Eine Stärkung der Verwaltung findet Renate Gautschy heikel. Sie warnt insbesondere vor einer politischen Verwaltung. Es müsse sichergestellt werden, dass die Verwaltungsangestellten Auftragsempfänger bleiben würden. Die strategischen Entscheide gehörten unbedingt auf die politische Ebene.

Kein seltenes Phänomen aber ein Tabu

Magdalena Meyer hat ein Tabu gebrochen: Sie begründet ihren Rücktritt ausschliesslich damit, dass es sich in ihrer derzeitigen familiären Situation finanziell schlicht nicht lohnt, beim Beruf statt beim Amt kürzer zu treten.

Gemäss Gemeindevertreter Steff Schneider hat Magdalena Meyers Vorgehen Seltenheitswert. Es sei bekannt, dass sich viele Leute mangels finanzieller Anreize gar nicht erst für ein Amt an der Spitze von Gemeinwesen interessierten. Doch dass jemand aus diesem Grund zurücktrete und das auch noch öffentlich bekunde, sei speziell.

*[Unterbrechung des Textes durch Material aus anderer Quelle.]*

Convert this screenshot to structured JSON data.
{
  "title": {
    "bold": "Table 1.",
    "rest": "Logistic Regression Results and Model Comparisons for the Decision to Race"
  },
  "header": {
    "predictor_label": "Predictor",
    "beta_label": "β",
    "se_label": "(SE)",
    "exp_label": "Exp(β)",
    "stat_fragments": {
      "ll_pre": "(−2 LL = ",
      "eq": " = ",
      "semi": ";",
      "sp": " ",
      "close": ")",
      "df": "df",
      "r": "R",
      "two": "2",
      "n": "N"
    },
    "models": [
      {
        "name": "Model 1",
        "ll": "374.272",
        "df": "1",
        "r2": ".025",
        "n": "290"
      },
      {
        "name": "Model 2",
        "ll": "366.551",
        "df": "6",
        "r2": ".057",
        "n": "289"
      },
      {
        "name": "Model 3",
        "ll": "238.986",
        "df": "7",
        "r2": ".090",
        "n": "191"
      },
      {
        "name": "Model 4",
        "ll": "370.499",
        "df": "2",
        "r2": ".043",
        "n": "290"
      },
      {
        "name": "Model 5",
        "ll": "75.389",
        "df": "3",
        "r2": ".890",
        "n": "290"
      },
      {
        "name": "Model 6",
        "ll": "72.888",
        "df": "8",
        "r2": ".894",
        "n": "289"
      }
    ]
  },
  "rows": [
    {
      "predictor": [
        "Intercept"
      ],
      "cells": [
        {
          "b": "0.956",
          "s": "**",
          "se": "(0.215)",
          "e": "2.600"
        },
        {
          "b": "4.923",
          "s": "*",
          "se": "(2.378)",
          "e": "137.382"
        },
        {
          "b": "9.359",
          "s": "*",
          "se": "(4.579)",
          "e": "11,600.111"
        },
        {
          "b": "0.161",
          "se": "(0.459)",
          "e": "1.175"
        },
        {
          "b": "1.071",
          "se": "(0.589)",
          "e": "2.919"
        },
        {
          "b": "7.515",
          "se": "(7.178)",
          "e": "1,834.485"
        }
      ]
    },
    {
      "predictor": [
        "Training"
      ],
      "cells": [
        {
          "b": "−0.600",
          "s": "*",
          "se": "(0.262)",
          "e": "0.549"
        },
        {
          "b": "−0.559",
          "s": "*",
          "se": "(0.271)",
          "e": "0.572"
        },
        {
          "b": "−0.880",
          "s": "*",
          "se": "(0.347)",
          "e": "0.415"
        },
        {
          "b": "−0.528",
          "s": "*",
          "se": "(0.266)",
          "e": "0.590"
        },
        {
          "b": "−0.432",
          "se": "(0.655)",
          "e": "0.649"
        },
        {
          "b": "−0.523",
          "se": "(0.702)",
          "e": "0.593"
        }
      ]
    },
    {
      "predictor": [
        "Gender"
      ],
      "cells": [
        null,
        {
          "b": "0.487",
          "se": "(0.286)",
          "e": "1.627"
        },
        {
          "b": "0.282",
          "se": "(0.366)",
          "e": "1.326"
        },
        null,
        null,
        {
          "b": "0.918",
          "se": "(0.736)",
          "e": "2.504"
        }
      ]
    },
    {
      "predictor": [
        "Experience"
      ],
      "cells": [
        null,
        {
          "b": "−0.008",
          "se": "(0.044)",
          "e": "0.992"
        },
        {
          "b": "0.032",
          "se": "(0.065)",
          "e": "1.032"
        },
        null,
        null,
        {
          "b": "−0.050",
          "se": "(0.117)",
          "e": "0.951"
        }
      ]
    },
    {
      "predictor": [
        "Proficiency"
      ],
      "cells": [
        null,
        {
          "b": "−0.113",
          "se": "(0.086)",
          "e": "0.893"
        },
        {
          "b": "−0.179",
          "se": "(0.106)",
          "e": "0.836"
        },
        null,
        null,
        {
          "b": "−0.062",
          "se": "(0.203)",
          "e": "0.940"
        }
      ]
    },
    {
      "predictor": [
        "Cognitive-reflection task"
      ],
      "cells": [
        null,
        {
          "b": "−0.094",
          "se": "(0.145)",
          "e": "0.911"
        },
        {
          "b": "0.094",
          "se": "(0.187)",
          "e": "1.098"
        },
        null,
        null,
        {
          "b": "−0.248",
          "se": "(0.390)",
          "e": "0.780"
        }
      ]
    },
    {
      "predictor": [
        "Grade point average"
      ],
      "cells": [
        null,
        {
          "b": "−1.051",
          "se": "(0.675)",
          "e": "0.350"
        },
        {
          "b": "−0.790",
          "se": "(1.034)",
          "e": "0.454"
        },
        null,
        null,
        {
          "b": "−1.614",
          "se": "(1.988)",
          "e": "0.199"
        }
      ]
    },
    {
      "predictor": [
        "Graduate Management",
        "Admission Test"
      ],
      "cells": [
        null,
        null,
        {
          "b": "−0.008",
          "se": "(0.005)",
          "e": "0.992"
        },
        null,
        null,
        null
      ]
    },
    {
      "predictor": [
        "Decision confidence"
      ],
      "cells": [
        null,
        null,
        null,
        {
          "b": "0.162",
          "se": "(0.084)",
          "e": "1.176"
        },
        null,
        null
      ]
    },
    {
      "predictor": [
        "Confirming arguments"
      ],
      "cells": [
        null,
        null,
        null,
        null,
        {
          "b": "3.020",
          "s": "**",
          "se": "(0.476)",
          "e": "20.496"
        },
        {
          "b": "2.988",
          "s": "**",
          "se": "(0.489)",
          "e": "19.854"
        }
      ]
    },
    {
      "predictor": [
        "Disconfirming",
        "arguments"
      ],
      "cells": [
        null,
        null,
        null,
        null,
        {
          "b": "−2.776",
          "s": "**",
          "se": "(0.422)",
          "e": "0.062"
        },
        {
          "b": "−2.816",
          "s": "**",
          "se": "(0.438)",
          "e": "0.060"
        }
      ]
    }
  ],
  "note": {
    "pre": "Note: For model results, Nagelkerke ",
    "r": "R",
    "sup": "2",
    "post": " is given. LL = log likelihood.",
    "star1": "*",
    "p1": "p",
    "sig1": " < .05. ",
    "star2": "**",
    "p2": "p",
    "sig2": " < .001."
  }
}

Renate Gautschy dagegen will von einem seltenen Phänomen nichts wissen: «Es kommt durchaus vor, dass Gemeinderatsmitglieder zurücktreten, weil sie zu wenig verdienen oder ihre Arbeitgeber Druck ausüben, weil sie die Absenzen nicht länger hinnehmen wollen.» Dafür aber in aller Öffentlichkeit hinzustehen – das wollen die allermeisten Politiker nicht. Zu anrüchig gilt es, für sich selber von den Steuerzahlern mehr zu fordern.